Ukrainian drones likely struck a Russian duty station in occupied Crimea on August 25. Ukrainian Main Military Intelligence Directorate (GUR) Representative Andriy Yusov stated that Ukrainian drones targeted the base of the Russian 126th Guards Coastal Defense Brigade (Black Sea Fleet) near Perevalne, Simferopol Raion.[35] Crimean Tatar Resource Center Head Eskander Bariev also stated that residents reported explosions throughout occupied Crimea, particularly near Perevalne.[36] The Russian Ministry of Defense (MoD) claimed that Ukrainian forces launched 42 drones at targets in Crimea but that Russian air defense and electronic warfare (EW) systems downed all 42 Ukrainian drones.[37] A Kremlin-affiliated milblogger claimed that this was the largest Ukrainian drone strike in recent months.[38] GUR Chief Major General Kyrylo Budanov reiterated on August 24 that Ukrainian forces have the ability to strike any part of occupied Crimea.[39]

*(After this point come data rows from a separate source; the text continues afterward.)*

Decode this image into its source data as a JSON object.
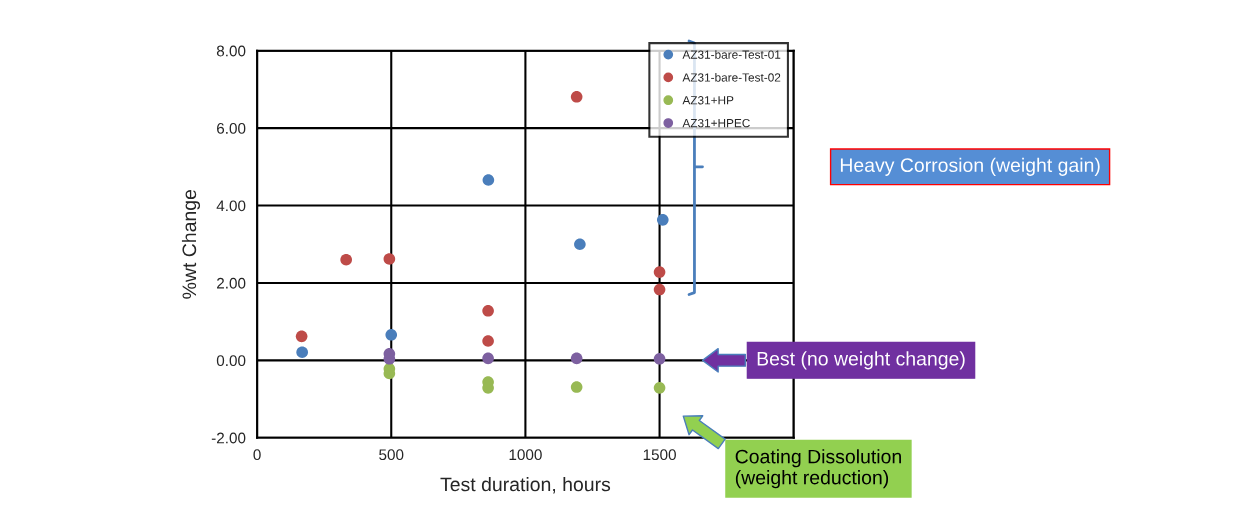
{
  "chart_data": {
    "type": "scatter",
    "xlabel": "Test duration, hours",
    "ylabel": "%wt Change",
    "xlim": [
      0,
      2000
    ],
    "xticks": [
      0,
      500,
      1000,
      1500,
      {
        "value": 2000,
        "label": null
      }
    ],
    "ylim": [
      -2,
      8
    ],
    "yticks": [
      {
        "value": -2,
        "label": "-2.00"
      },
      {
        "value": 0,
        "label": "0.00"
      },
      {
        "value": 2,
        "label": "2.00"
      },
      {
        "value": 4,
        "label": "4.00"
      },
      {
        "value": 6,
        "label": "6.00"
      },
      {
        "value": 8,
        "label": "8.00"
      }
    ],
    "grid": true,
    "legend": "top right",
    "marker": "circle",
    "series": [
      {
        "name": "AZ31-bare-Test-01",
        "color": "#4a7ebb",
        "x": [
          168,
          500,
          862,
          1203,
          1512
        ],
        "values": [
          0.21,
          0.66,
          4.66,
          3.0,
          3.63
        ]
      },
      {
        "name": "AZ31-bare-Test-02",
        "color": "#be4b48",
        "x": [
          166,
          332,
          493,
          861,
          861,
          1191,
          1500,
          1500
        ],
        "values": [
          0.62,
          2.6,
          2.62,
          1.28,
          0.5,
          6.81,
          2.28,
          1.83
        ]
      },
      {
        "name": "AZ31+HP",
        "color": "#98b954",
        "x": [
          493,
          493,
          861,
          861,
          1191,
          1500
        ],
        "values": [
          -0.22,
          -0.34,
          -0.56,
          -0.71,
          -0.69,
          -0.71
        ]
      },
      {
        "name": "AZ31+HPEC",
        "color": "#7d60a0",
        "x": [
          493,
          493,
          861,
          1191,
          1500
        ],
        "values": [
          0.17,
          0.04,
          0.05,
          0.05,
          0.04
        ]
      }
    ],
    "annotations": [
      "Heavy Corrosion (weight gain)",
      "Best (no weight change)",
      "Coating Dissolution\n(weight reduction)"
    ]
  }
}
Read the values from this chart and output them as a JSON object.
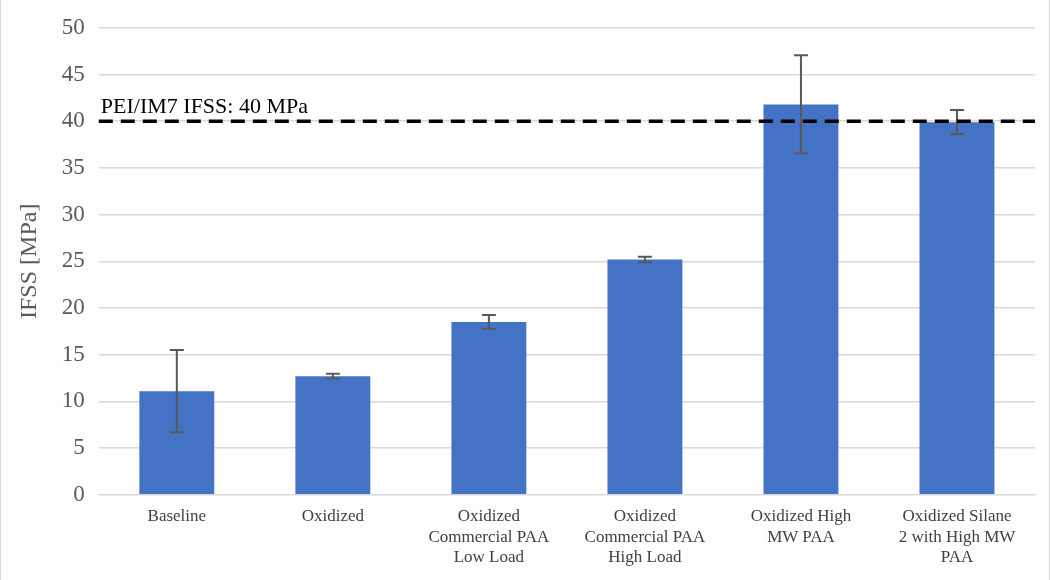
{
  "chart_data": {
    "type": "bar",
    "ylabel": "IFSS [MPa]",
    "categories": [
      "Baseline",
      "Oxidized",
      "Oxidized Commercial PAA Low Load",
      "Oxidized Commercial PAA High Load",
      "Oxidized High MW PAA",
      "Oxidized Silane 2 with High MW PAA"
    ],
    "values": [
      11.1,
      12.7,
      18.5,
      25.2,
      41.8,
      39.9
    ],
    "errors": [
      4.4,
      0.25,
      0.75,
      0.3,
      5.25,
      1.3
    ],
    "color": "#4472c4",
    "ylim": [
      0,
      50
    ],
    "yticks": [
      0,
      5,
      10,
      15,
      20,
      25,
      30,
      35,
      40,
      45,
      50
    ],
    "grid": "y",
    "legend": false,
    "ref_lines": [
      {
        "axis": "y",
        "value": 40,
        "label": "PEI/IM7 IFSS: 40 MPa",
        "color": "#000000",
        "line_style": "dashed"
      }
    ]
  }
}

Russian forces conducted an unsuccessful missile and drone strike against targets in Odesa Oblast overnight on August 24-25. Ukrainian officials reported that Russian forces launched two Kh-59 missiles, two Kalibr missiles, and one Shahed-136/131 drone and that Ukrainian air defenses shot down all five projectiles.[40] The Ukrainian Southern Operational Command reported that the Russian missiles targeted Odesa City and a port in Odesa Oblast.[41]

Key Takeaways:

  • Russian President Vladimir Putin’s August 24 remarks about Wagner financier Yevgeny Prigozhin’s death established the Kremlin-approved narrative on the issue, and Russian government officials, Kremlin affiliates, and the Russian information space continued to toe this line on August 25.
  • Some prominent voices in the Russian information space notably deviated from Putin’s established narrative, however.
  • Belarusian President Alexander Lukashenko issued a statement on Prigozhin’s death on August 25 that likely aimed at balancing his relationship with the Kremlin with maintaining domestic control, but that also directly contradicted his previous statements concerning the deal he brokered between the Kremlin and Prigozhin.
  • The Financial Times reported on the bleak future of the Wagner Group’s operations in Africa following Prigozhin’s death.
  • Ukrainian forces continued counteroffensive operations near Robotyne in western Zaporizhzhia Oblast and reportedly advanced on August 25 as Russian milbloggers expressed concern over a lack of reinforcements and troop rotations in the area.
  • Reports of a Russian unit suffering significant losses with inadequate support on an unspecified island in the Dnipro River delta sparked outrage against the Russian military command in some parts of the Russian information space.
  • Ukrainian drones likely struck a Russian duty station in occupied Crimea on August 25.
  • Russian forces conducted offensive operations along the Kupiansk-Svatove-Kreminna line, near Bakhmut, along the Avdiivka-Donetsk City line, and in western Donetsk Oblast on August 25 and advanced.
  • Ukrainian forces conducted offensive operations in at least two sectors of the front on August 25 and reportedly advanced in western Zaporizhzhia Oblast.
  • Russian authorities are likely setting conditions to falsify the results of the September 2023 regional elections in occupied Ukraine.